Following another collaboration in the low-key tabloid drama Scandal, the stormy existential questions at the heart of of Stray Dog would come to the fore in Kurosawa and Mifune's breakout film: Rashomon. The engine driving the film is Mifune's immortal performance as Tajōmaru, the barbarous bandit at the center of the film's cubist murder mystery.

This is classic Mifune in full bloom, playing a character so bestial and untamed it's hard to believe this is the same actor that played the tormented detective in Stray Dog or the frosty, besotted yakuza in Drunken Angel. Tajōmaru, a notorious bandit, comes across more like a force of nature: a leering, feral Pan, constantly scratching at bugs and bursting into piercing shrieks of laughter. A creature of pure id unencumbered by socialization or morality, Tajōmaru is a cruel, sensual beast, and one of the most unforgettable characters in Kurosawa and Mifune's oeuvre.

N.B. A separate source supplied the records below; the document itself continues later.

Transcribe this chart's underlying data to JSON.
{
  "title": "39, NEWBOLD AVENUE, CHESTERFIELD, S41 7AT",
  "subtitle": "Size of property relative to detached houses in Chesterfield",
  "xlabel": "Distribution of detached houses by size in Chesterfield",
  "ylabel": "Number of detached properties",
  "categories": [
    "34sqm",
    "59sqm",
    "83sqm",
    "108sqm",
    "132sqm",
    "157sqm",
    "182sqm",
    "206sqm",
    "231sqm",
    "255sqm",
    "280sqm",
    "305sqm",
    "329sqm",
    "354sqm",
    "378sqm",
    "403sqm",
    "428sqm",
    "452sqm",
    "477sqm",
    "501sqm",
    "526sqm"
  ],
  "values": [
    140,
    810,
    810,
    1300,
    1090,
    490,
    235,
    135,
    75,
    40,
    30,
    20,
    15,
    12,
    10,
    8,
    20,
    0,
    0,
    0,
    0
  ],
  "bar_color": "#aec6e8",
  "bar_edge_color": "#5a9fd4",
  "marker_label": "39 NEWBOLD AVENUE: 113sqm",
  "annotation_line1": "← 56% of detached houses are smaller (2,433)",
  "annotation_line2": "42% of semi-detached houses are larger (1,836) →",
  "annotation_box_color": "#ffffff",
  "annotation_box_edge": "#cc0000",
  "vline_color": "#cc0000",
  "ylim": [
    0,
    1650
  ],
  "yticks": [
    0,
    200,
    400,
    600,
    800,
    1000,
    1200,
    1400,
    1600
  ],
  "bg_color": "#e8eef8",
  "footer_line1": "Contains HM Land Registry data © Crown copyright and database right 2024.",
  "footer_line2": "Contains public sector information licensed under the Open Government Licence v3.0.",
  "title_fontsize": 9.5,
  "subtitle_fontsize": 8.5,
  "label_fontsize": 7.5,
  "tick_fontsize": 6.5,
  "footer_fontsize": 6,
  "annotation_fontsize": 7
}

The three films form something of a trilogy, however unlikely, as all three also conclude with memorable fight sequences involving Mifune that subvert the glamorous, stylized violence that is the hallmark of most cinema. In Drunken Angel, Mifune's gangster, now ravaged by tuberculosis, confronts the abusive Okada, and the resulting fight is a concerto of awkward, messy human violence, with both combatants becoming soaked with spilled white paint. At the conclusion of Stray Dog, Mifune's detective chases his frantic quarry through the underbrush, in a similarly clumsy struggle that reduces both men to panting animals. And in Rashomon, the dramatic duel seen in Tajōmaru's own account is belied by the version of the story told by Shimura's woodcutter, where the vicious bandit and the stoic samurai tremble with terror and desperation, horrified at the prospect of their own death and at the thought of taking the other's life.

Rashomon is a recognized classic of world cinema; Stray Dog and Drunken Angel are beloved by many Kurosawa fans, but less familiar to most viewers. But all three films form a tapestry of the great director's nascent development of voice, style, and thematic fixation. And although Kurosawa would've no doubt become a cornerstone of film history regardless, it's impossible to imagine his films without the kinetic and furiously lived-in performances of Toshiro Mifune.